Aproprio-me das reflexões de Angrosino (2009, p. 8-10) para reforçar a escolha desta abordagem em meu estudo, por permitir analisar experiências de indivíduos ou grupos, as quais podem estar relacionadas, além de outros aspectos, às práticas cotidianas e profissionais.

Podem ser tratadas analisando-se conhecimento, relatos e histórias do dia a dia, examinando-se interações e comunicações que estejam se desenvolvendo em seu contexto natural, investigando documentos (textos, imagens, filmes etc.), enfocando as particularidades, o estudo de caso, adaptando ou criando novos métodos e novas abordagens em relação ao que se estuda durante o processo da pesquisa, enfatizando o processo, ou seja, aquilo que está ocorrendo e não o resultado final, retratando a visão do grupo profissional ou sujeitos pesquisados, preocupando-se com o significado ou a maneira própria com que estes veem a si mesmos, as suas experiências e o mundo que os cerca.

Estes aspectos metodológicos favorecem o exame detalhado de um ambiente, de um sujeito, de um grupo ou de uma situação peculiar, pois o contexto particular em que ocorre o fenômeno é um elemento essencial para sua compreensão.
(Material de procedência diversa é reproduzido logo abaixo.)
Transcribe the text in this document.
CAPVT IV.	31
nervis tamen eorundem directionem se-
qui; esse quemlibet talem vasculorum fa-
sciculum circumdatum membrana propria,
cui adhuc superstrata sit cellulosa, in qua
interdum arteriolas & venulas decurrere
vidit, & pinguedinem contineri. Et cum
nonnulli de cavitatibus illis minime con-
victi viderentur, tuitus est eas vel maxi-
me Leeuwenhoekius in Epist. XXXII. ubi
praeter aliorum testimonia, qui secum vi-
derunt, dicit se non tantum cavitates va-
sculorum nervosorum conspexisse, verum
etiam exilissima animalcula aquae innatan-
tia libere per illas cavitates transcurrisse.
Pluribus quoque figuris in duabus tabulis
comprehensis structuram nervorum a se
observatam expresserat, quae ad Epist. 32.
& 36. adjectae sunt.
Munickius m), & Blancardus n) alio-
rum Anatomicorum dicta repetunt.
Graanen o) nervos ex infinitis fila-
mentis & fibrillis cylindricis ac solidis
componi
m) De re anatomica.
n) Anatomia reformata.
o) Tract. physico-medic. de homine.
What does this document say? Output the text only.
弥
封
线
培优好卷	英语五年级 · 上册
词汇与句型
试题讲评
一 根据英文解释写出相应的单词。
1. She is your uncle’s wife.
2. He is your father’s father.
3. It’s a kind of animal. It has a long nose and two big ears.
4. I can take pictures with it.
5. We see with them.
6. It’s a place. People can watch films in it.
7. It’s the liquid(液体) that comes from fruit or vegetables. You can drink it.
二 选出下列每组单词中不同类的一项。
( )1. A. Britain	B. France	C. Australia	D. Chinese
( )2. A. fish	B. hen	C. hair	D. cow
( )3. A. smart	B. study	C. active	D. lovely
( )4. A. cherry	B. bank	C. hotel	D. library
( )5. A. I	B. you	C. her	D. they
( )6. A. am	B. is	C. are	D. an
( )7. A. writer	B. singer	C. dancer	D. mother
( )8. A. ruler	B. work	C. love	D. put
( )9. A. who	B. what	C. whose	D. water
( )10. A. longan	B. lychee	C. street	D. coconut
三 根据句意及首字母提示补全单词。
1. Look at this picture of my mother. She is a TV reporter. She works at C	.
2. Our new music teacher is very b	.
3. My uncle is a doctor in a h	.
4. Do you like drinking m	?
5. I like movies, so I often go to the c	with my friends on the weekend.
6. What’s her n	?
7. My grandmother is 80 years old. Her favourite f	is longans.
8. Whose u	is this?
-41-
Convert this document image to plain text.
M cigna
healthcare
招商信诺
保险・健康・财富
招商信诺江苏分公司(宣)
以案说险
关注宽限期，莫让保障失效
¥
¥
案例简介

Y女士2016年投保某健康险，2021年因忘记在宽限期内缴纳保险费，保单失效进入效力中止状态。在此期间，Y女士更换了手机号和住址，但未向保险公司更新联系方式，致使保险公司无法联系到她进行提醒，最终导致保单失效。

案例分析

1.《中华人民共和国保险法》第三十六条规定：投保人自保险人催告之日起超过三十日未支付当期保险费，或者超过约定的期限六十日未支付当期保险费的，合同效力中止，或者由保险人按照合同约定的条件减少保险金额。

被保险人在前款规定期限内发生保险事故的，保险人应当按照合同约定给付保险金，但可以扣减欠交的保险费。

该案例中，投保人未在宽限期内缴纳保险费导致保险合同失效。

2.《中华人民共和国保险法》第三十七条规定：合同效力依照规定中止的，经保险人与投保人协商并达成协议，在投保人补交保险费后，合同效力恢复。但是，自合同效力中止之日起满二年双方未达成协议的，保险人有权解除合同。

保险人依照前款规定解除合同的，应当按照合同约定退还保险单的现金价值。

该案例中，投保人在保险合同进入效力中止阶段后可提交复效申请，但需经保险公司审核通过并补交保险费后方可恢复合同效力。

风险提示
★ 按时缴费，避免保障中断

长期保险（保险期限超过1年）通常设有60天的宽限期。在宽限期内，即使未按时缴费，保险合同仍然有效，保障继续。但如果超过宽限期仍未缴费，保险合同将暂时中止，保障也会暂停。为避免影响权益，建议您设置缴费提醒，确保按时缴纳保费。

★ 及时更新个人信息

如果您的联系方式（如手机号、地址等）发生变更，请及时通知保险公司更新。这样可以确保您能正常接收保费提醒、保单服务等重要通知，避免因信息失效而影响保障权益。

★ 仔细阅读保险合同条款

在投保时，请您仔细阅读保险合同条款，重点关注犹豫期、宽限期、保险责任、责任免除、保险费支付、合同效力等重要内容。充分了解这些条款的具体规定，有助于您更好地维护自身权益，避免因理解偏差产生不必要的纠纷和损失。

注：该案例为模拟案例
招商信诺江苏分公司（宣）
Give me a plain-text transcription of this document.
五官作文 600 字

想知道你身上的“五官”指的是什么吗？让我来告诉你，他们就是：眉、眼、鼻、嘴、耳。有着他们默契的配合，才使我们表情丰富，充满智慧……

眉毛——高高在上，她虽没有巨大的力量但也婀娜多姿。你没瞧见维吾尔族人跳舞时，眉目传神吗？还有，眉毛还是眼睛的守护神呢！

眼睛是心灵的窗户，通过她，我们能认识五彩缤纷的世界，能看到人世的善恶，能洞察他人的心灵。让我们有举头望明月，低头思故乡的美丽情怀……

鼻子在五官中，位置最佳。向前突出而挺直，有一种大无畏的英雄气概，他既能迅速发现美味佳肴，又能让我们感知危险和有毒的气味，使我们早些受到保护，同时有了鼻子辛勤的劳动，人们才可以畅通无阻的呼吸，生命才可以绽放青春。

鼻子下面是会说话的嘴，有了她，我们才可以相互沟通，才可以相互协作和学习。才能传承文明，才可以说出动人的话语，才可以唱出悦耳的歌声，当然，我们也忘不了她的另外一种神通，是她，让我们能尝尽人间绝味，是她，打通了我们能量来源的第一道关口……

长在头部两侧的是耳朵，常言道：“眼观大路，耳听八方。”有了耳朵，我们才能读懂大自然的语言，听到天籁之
No caso específico da minha pesquisa, o cotidiano de trabalho em uma Fundição, levando em conta as inter-relações dos sujeitos enquanto grupo profissional em situação de trabalho, conforme dito anteriormente.

Como pesquisadora, posso investigar detalhadamente como estes constroem o mundo à sua volta, o que estão fazendo e os sentidos que atribuem às coisas de uma forma mais direta, pois tenho contato com os sujeitos da pesquisa e o contexto específico no qual ocorre o fenômeno.

Segundo Lüdke (1986), o estudo de caso se destaca por se constituir em uma unidade dentro de um sistema mais amplo e tem um interesse próprio, singular. Para Yin (2005), é um estudo empírico que investiga um fenômeno atual dentro do seu contexto de realidade, quando as fronteiras entre o fenômeno e o contexto não são claramente definidas e no qual são utilizadas várias fontes de evidências.

A caracterização de “tipo estudo de caso etnográfico” deve-se ao uso da abordagem etnográfica no estudo e a forma de tratamento dos dados. Segundo André (1995),

A investigação ocorre sempre num contexto permeado por uma multiplicidade de sentidos que, por sua vez, fazem parte de um universo cultural que deve ser estudado pelo pesquisador. Através basicamente da observação participante, ele vai procurar entender essa cultura, usando para isso uma metodologia que envolve registro de campo, entrevistas, análises de documentos, fotografias, gravações. Os dados são considerados sempre inacabados, o observador não pretende comprovar teorias nem fazer “grandes” generalizações. O que busca, sim, é descrever a situação, compreendê-la, revelar os seus múltiplos significados, deixando que o leitor decida se as interpretações podem ou não ser generalizáveis, com base em sua sustentação teórica e sua plausibilidade. (ANDRÉ, 1995, p. 37-38)

De acordo com esta autora, o interesse do pesquisador deve incidir naquilo que o caso tem de único, de particular, principalmente as características culturais (as práticas e os comportamentos, os valores, os hábitos, as crenças, as linguagens e os significados que os sujeitos atribuem às experiências). Considero que esta pesquisa se enquadra nesta perspectiva metodológica por entender, assim como Yin (2005), André (1995), Lüdke (1986), que esta caracterização abrange a concepção do estudo de caso.

Explicitada a escolha da abordagem metodológica adotada na pesquisa, visando a compreender o cotidiano dos trabalhadores da fundição, especificamente os seus saberes e fazeres, as interpretações e significados que atribuem no processo de socialização das suas ações, passo a relatar as etapas da caminhada.